Now I will work the election, recover from that and start again on the cabinet doors (still in progress).
But in the meantime, I have been making cheese. I have started collecting goats milk and making goats milk cheese. This is a new culinary adventure for me, although, I had made yogurt, cottage cheese, buttermilk, and yogurt cheese before. Then I did some mozzarella, yum. And ricotta, yum. And a Feta, which was better on the second try. This time, I am doing hard time. I have a Romano and a Cheddar aging.
I have to wait for 6 weeks before we have any idea if there is good cheese for January. As much as I would like to be organized enough to make these things for xmas presents, I just can't seem to make a cheese in August. Upon reflection though, it really doesn't matter if the cheese is ready for gifts in December, because the people I share cheese with will love it whenever it is ready. My family, on the other hand, gets See's candy.
This brings us to a discussion about Family and Holidays and Gifts, always a tricky subject. I can not send cheese to China, so Scott gets something else. My mom believes I am poisoning her, so no cheese there. My dad and step-mom prefer ingredient labels that say low sodium. My brothers would throw it away after a few months in the refrigerator, when the good intentions wear off.

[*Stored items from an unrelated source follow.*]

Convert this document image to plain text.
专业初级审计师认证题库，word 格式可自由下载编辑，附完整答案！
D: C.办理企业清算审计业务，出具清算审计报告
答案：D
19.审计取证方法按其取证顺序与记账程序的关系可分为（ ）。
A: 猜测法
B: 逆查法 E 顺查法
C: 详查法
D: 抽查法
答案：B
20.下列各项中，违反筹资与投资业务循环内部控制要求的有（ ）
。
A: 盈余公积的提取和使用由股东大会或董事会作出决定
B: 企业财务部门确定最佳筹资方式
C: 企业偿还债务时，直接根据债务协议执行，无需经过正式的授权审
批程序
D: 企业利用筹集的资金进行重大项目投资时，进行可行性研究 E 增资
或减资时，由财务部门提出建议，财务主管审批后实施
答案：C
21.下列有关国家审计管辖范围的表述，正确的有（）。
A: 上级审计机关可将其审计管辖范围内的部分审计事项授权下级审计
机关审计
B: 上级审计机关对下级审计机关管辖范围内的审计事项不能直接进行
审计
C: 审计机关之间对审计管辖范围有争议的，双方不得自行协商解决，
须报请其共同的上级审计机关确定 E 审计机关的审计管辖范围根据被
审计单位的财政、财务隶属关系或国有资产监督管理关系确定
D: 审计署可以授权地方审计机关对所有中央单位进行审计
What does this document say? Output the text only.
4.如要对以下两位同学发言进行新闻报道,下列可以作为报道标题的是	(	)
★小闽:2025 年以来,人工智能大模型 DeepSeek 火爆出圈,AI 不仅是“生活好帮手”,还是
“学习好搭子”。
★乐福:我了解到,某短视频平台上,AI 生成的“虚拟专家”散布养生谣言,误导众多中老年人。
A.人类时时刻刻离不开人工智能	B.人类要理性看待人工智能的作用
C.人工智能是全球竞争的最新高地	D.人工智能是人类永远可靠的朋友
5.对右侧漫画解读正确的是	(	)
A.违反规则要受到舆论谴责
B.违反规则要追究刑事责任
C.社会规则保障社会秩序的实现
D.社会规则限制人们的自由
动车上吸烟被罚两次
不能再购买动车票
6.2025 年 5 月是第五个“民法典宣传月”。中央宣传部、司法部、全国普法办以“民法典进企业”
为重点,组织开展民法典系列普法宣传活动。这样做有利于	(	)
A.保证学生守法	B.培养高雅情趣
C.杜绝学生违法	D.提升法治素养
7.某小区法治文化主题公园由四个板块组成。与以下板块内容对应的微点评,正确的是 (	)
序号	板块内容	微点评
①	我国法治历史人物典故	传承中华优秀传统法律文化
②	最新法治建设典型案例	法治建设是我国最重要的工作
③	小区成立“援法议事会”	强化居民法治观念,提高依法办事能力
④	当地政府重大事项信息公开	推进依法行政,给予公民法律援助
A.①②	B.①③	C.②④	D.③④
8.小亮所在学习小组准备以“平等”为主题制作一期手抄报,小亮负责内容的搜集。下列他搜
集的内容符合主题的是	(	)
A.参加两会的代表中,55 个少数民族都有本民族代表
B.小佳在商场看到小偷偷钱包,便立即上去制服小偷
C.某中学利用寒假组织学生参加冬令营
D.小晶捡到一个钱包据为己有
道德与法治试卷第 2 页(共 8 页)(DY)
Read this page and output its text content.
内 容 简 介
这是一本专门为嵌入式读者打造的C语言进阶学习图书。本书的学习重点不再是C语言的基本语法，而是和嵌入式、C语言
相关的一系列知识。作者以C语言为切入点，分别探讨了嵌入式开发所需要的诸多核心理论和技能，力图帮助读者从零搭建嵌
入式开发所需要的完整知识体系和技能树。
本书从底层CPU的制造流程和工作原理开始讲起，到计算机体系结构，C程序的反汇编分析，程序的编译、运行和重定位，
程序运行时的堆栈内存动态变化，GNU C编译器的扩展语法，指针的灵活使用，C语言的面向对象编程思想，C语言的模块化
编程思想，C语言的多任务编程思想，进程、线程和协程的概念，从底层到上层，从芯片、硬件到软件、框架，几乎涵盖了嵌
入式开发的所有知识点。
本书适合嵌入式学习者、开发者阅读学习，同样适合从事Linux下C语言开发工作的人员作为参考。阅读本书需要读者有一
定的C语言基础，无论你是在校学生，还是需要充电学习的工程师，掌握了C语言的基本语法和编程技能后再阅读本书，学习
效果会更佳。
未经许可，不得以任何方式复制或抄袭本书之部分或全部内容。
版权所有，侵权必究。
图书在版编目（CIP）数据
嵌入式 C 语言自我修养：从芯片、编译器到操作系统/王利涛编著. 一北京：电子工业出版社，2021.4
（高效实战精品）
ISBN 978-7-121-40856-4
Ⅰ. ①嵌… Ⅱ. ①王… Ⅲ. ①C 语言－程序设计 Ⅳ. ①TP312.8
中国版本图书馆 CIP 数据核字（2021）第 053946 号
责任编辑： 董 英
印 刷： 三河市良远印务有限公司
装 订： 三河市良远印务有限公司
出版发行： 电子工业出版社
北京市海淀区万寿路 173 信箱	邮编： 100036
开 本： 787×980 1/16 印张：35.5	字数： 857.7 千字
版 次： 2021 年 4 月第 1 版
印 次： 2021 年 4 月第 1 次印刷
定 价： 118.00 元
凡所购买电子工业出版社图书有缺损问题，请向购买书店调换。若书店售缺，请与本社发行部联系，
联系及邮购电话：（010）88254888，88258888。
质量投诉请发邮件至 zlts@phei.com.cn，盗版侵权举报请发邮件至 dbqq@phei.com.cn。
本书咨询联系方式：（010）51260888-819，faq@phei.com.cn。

Eduard's mom would sample it but doesn't cook much now.
My daughter will get some cheese. And my friends. And they don't care if it is after Dec. 25. I even have a person who is willing to buy some (under the radar since I can't legally sell food). So that brings me to the question of how much cheese should I actually make for my personal consumption and home cooking use, gifts, friends? Is 10 pounds a year enough or too much? I think if it were just me, 6 pounds a year might be a bit skimpy as I really love to eat cheese, so some of the cheeses don't need aging, like Feta, so they don't have lots of planning involved. But 10 pounds is probably more than we could eat in a reasonable diet. Then I start remembering the ricotta in the lasagna and the spanakopita.... we really do eat a lot of cheese.
Well, it is really stretching my future planning to fantasize over my cheese skill when the first hard cheeses have dried for three days. Let's just slow this bus down and wait for the results. If I am really able to make some good, hard cheese- then we can talk about the future and how many pounds might be in it. But for the present- the cheese stands alone on the cheese board drying as I rub the salt on the rind and turning it every few hours.